Android's "green robot"

Androidland was an Android-themed pop-up store, created by the telecommunications company Telstra in collaboration with Google, on Bourke Street, Melbourne, Australia in December 2011.

The store was themed heavily in green, featuring several Android "green robot" sculptures. In the store, Telstra provided visitors with an interactive spaceship zone that featured a flight simulator (via the Google Earth software, a Liquid Galaxy set-up), and also included a massive screen on which visitors could play Angry Birds.
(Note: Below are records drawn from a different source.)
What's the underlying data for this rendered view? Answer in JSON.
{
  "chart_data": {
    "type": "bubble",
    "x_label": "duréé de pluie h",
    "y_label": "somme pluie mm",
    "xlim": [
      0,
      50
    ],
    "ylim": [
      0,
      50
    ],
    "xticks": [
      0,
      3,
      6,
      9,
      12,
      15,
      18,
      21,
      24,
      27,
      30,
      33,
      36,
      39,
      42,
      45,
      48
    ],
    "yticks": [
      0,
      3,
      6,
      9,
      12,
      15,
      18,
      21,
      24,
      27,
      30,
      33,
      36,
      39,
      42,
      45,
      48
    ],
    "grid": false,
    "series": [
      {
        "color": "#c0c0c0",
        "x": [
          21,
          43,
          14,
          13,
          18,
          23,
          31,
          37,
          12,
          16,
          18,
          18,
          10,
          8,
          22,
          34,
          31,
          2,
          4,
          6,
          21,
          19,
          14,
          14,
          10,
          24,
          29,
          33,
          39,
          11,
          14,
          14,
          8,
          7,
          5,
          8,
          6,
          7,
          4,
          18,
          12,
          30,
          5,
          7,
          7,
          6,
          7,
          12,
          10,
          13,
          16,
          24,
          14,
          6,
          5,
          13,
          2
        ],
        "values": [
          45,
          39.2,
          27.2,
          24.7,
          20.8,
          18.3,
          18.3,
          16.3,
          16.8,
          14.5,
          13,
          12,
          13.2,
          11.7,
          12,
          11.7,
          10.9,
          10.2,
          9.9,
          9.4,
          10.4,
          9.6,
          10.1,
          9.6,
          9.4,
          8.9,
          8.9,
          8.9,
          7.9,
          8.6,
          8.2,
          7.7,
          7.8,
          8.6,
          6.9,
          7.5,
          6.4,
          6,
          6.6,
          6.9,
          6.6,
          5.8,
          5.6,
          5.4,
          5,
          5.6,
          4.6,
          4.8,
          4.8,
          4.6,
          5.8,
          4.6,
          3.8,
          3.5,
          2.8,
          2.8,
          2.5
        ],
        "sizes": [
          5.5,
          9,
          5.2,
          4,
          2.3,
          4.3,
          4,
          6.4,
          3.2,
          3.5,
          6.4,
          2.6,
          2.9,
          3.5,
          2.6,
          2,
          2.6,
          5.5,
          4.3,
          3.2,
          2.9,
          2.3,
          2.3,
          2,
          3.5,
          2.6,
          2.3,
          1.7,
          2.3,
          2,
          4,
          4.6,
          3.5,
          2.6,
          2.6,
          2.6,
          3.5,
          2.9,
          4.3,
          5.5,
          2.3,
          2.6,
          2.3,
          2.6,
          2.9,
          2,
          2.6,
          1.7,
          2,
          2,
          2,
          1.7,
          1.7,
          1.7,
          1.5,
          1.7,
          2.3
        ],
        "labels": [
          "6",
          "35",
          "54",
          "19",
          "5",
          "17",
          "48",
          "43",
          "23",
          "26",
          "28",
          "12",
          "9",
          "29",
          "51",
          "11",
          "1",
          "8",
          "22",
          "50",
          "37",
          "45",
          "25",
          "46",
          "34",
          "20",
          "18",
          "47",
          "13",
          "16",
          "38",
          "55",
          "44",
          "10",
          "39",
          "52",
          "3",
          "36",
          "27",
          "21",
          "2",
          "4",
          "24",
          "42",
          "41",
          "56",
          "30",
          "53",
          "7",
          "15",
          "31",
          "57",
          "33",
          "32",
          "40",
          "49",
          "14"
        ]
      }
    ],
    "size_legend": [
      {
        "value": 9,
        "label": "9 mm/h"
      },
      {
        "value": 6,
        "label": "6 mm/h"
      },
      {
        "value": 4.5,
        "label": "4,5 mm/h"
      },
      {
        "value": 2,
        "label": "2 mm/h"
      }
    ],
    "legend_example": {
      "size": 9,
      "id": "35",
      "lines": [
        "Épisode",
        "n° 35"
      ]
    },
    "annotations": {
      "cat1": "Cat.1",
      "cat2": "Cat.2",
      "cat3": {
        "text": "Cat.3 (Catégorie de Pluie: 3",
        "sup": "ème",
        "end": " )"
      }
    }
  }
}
It further featured scented areas with gingerbread and grass aromas, called "Android grass", to further immerse visitors.

==History==
Androidland had been in development since July 2011. Google Australia helped to train the store's Android experts to be able to assist visitors with their current devices, help them with their new ones and recommend apps to install.

Warwick Bray, the Executive Director of Telstra Mobile, stated, "Over the past 12 months we've seen a huge growth in the number of customers coming in-store and asking us about Android phones and tablets. With Androidland we wanted to create a retail environment like no other that helps us to answer customer questions in a fun, interactive way."

In October 2013, Spice Group announced a partnership with Google to set up 50 Androidland stores in India along with 100 smaller versions of the stores as Androidland mini stores.

==Reception==
Logan Booker, writing for Gizmodo Australia wrote: "It's a friendly environment, definitely, and if I were to make the switch to Android, I’d be sure to stop by to aid in my decision-making. The interesting fusion of business with an "experience" beyond product demonstrations gives the shop-within-a-shop a corporate Powerhouse Museum feel."

The Telstra press release stated Androidland was a temporary installation but also noted the possibility of the installation expanding through other Telstra stores in Australia based on customer feedback.